Bei den Tests sammelten Spezialisten verschiedene Informationen zum Betrieb der Maschineneinheiten, zu deren Eigenschaften sowie zu den auftretenden Belastungen von Gegenständen im Sattelauflieger usw. Basierend auf den Testergebnissen wurde eine Anforderungsliste für die Ausrüstung erstellt, die in einem Pkw-Sattelzug transportiert werden sollte. Die gesammelten Daten wurden aktiv bei der Entwicklung der 15Zh59-Rakete und anderer Elemente des vielversprechenden Raketensystems verwendet.

Nach einigen Quellen blieb die Modifikation des Raketensystems auf Basis einer zivilen Zugmaschine mit Sattelauflieger im vorläufigen Forschungsstadium. Die Schaffung einer solchen Version des "Kurier"-Komplexes war mit einer Reihe spezifischer Probleme verbunden. Insbesondere fehlten Kommunikations- und Kontrollsysteme mit den notwendigen Eigenschaften, die auf einem zivilen Lkw montiert werden konnten.

Die Kurier-Rakete sollte unabhängig von der Art des Basischassis von einem Transport- und Startbehälter aus gestartet werden, der an den Hebemechanismen einer selbstfahrenden Trägerrakete befestigt war. Wie bei anderen inländischen Interkontinentalraketen wurde vorgeschlagen, die sog. Kaltstart mit Pulverdruckspeicher. Nach dem Verlassen des Containers und dem Aufsteigen auf eine bestimmte Höhe musste die Rakete das Triebwerk der ersten Stufe einschalten und zum Ziel gehen.

Im März 1989 wurden die ersten Prototypen von Courier-Raketen, die ein vereinfachtes Design und eine vereinfachte Ausrüstung hatten, an das Testgelände von Plessezk geliefert. Diese Produkte sollten bei Falltests verwendet werden, die dazu dienten, die Einheiten der Trägerrakete und die für den Start verantwortliche Automatisierung zu überprüfen und zu testen. Der erste Einwurfstart erfolgte im März 1989. Diese Tests wurden bis Mai 90 fortgesetzt. Insgesamt wurden 4 Wurfstarts durchgeführt.

1990 entwickelten Spezialisten des MIT und verwandter Unternehmen das Projekt weiter. Gleichzeitig mussten sie auf den Abschluss der Arbeiten an einer mobilen Trägerrakete auf Basis eines speziellen Chassis warten. Die Montage letzterer begann erst 1991. Mitte des 92. war geplant, die Vorbereitung aller Einheiten des "Kurier"-Komplexes abzuschließen und die ersten Flugtests der neuen Rakete durchzuführen. Im Oktober 1991, nur wenige Monate vor dem Zusammenbruch der Sowjetunion, wurde das Projekt jedoch eingestellt. Gründe dafür waren die wirtschaftliche Lage des Landes, die Veränderung der politischen Lage auf internationaler Ebene sowie die Absage der Entwicklung des amerikanischen Midgetman-Projekts.

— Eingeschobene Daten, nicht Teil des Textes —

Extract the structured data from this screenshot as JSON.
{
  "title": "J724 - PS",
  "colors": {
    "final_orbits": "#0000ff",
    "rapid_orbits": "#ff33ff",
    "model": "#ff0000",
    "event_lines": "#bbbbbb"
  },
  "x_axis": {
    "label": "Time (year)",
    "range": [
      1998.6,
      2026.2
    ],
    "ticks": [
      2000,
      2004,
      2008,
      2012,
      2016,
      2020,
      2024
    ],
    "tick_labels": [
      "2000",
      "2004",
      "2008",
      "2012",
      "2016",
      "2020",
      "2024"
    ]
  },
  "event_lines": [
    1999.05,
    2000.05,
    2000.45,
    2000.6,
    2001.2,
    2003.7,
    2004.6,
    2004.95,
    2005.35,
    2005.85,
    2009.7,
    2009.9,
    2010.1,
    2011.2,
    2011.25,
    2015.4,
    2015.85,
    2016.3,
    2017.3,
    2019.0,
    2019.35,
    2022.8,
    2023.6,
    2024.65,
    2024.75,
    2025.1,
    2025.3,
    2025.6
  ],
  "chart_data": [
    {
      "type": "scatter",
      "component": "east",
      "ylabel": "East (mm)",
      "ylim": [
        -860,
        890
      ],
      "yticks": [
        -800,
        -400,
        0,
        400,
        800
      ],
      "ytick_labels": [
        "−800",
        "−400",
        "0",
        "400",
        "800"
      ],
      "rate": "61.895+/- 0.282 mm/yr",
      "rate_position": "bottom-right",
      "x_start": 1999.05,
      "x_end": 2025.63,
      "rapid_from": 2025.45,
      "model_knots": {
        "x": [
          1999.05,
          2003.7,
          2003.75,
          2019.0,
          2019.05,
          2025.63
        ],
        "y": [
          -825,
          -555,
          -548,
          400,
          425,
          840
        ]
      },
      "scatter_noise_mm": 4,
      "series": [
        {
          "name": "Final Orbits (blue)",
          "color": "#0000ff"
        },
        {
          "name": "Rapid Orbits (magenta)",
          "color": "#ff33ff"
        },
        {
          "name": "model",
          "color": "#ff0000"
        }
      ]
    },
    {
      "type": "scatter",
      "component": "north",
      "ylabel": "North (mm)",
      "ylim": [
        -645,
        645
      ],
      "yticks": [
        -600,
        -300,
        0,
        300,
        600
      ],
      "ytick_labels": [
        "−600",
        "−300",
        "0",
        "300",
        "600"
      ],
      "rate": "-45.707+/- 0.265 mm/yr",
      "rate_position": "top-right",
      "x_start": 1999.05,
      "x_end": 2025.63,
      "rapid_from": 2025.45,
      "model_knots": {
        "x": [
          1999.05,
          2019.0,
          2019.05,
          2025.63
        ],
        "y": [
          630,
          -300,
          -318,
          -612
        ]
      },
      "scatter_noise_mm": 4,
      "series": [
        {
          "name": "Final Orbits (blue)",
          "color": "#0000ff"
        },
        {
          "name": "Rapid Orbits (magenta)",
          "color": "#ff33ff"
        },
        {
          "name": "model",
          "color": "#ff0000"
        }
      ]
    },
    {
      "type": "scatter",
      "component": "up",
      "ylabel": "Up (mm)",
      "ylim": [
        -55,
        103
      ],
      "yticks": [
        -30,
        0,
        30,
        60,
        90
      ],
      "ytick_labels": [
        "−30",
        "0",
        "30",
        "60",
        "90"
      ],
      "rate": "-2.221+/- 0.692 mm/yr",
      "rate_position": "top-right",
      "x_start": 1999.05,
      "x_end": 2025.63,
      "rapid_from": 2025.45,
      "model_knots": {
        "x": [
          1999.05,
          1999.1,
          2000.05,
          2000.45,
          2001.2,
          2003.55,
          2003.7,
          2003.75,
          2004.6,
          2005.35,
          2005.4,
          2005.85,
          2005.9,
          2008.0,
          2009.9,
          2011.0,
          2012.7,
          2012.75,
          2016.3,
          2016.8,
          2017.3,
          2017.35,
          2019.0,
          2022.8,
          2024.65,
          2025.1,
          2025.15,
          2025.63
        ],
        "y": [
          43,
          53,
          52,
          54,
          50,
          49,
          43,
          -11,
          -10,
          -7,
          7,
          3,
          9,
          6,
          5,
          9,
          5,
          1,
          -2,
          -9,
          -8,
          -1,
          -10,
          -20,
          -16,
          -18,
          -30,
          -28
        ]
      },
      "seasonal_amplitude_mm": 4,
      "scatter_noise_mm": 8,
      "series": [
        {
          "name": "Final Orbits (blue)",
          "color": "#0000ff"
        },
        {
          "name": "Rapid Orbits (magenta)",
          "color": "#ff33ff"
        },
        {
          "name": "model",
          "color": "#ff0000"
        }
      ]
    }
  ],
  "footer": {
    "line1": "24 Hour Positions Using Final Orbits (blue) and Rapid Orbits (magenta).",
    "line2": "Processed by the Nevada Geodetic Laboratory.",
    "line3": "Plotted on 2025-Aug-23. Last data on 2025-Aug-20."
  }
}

Das Projekt des mobilen Bodenraketensystems 15P159 Kurier mit der 15Zh59-Rakete wurde abgeschlossen. Dennoch sind die Entwicklungen an diesem System nicht verschwunden. In den neunziger Jahren arbeitete das Moskauer Institut für Wärmetechnik aktiv an einer Reihe vielversprechender Raketentechnologieprojekte für die strategischen Raketentruppen und die Marine. Bestimmte Komponenten, Baugruppen und Technologien werden in den Raketen Topol-M, Bulava usw. verwendet. Zum Beispiel wird das kleine Leichtgewichts-Raketensteuersystem Kurier auf der Start-Trägerrakete verwendet, die von 1993 bis 2006 bestand. So führte das Kurier-Projekt nicht zur Entstehung des gleichnamigen PGRK, sondern half in gewissem Maße bei der Schaffung neuer Waffen.